The Risks And Rewards Of Cloud Connected Scada
Intro - The promises of SCADA
SCADA (Supervisory Control and Data Acquisition) systems have always promised improvements in efficiency, productivity, and reliability. If you just collect lots of data from the production floor and throw it into a database you can use this information to eliminate downtime, optimize production rates, prevent quality defects, etc. Right? Well, in theory yes. In reality most SCADA systems have been collecting data for years while failing to deliver on these promises.
A common phrase among SCADA users is “There is no R in SCADA”, referring to the lack of reporting capability. Sure, you can ask your IT department to write a bunch of queries, or you can buy reporting packages to put the data into charts and tables, but this falls well short of providing the actionable business intelligence you need to improve productivity. What you need are things like OEE software (Overall Equipment Effectiveness) that can provide interactive tools to analyze downtime, quality, and production rates with drill downs to uncover root causes. From there you can add artificial intelligence (AI) software for predictive maintenance, predictive quality, digital twins, etc.
The problem is that most companies struggle just to maintain their SCADA systems. Every security patch to the Windows operating system or virus software can have a ripple effect that requires you to upgrade your SCADA system. When there is any software error in the SCADA system, your engineer needs to call into the SCADA hotline where they typically are told “Try installing our latest upgrade. Maybe that will fix it.” These frequent upgrades are time consuming for the engineer and may actually increase the downtime you were hoping to prevent in the first place.
Telling your engineers that they now need to also support OEE and AI software, makes the local support requirements orders of magnitude worse. So what’s the solution?
The Benefits of Software as a Service
Software as a Service (SaaS) is a cloud hosted architecture where the cloud vender manages not only the physical servers but also the software including the OS, middleware, and applications. Using SaaS eliminates most of the local support issues associated with traditional on-premise software. The cloud hosting company is responsible for maintaining all the software including the upgrades to the operating system, reporting and analytic packages (OEE, predictive maintenance, and other AI), communication drivers, database maintenance, etc. Since most cloud systems run on redundant servers with backup power generation the system rarely if ever goes offline.
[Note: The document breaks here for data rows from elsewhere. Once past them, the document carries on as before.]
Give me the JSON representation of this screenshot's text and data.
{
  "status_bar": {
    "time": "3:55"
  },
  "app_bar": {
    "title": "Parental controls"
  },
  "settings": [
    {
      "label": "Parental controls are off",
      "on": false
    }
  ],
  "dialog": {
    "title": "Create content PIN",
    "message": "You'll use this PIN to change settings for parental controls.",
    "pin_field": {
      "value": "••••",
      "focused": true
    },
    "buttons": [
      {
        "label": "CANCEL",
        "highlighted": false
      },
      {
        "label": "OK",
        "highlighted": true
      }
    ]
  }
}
But how do you run the equipment if your plant temporarily loses it’s internet connection? There are two ways to address this. One option is to maintain your local SCADA system for local operator interface functionality. The SCADA system would continue to provide operators with a local view of the system and allow them to start and stop equipment, change setpoints, and acknowledge alarms. The SCADA system would collect data from the PLCs and push it to the cloud server.
The other option is to eliminate local SCADA entirely by using local operator interface touch screen to start and stop your equipment or change setpoints. In this scenario edge node devices would collect data locally, buffer it during network outages, and push it to the cloud server.
What about Cybersecurity?
When I talk to people about cloud hosted services for industrial equipment,often times the immediate response is “The IT department will never let us connect”. The IT department’s cybersecurity concerns are well founded. We should absolutely be cautious when it comes to connecting industrial manufacturing equipment to the internet. The IIoT is like fire - extremely dangerous if used carelessly, but incrediblyvaluable if used safely and responsibly for a specific purpose.
Most IT departments will object to firewall holes and VPN access by third party companies, and they should. When you do online banking, you never ask the bank for a VPN connection into their network. You connect to your account using an encrypted TLS tunnel with signed security certificates. This same approach can be used by an edge node or a local SCADA server to connect to the cloud. The outbound connection from the SCADA PC or from the edge node is made either via an open port or through a proxy server. This approach should be the minimum security level for connecting equipment to the cloud.
For even greater security, you could consider using a data diode. A data diode contains two separate processors. One connects to the plant floor network, the other to the cloud via the internet. The only connection between the two processors is a single fiber cable that allows data to be sent from the plant side to the cloud side. The plant has full control over what data values are sent out, and it is physically impossible for any data or security threats to come into the plant thru this device. Data diodes are commonly used in the most security conscious applications such as aerospace and power generation utilities and are becoming more common in manufacturing environments as well.
Using cloud based Software as a Service (SaaS) for reporting and analyticscan streamline your path to downtime analytics, production efficiency, and predictive maintenance while reducing operating costs. All this comes at a fraction of the price of traditional in house software and a timeline of weeks rather than months.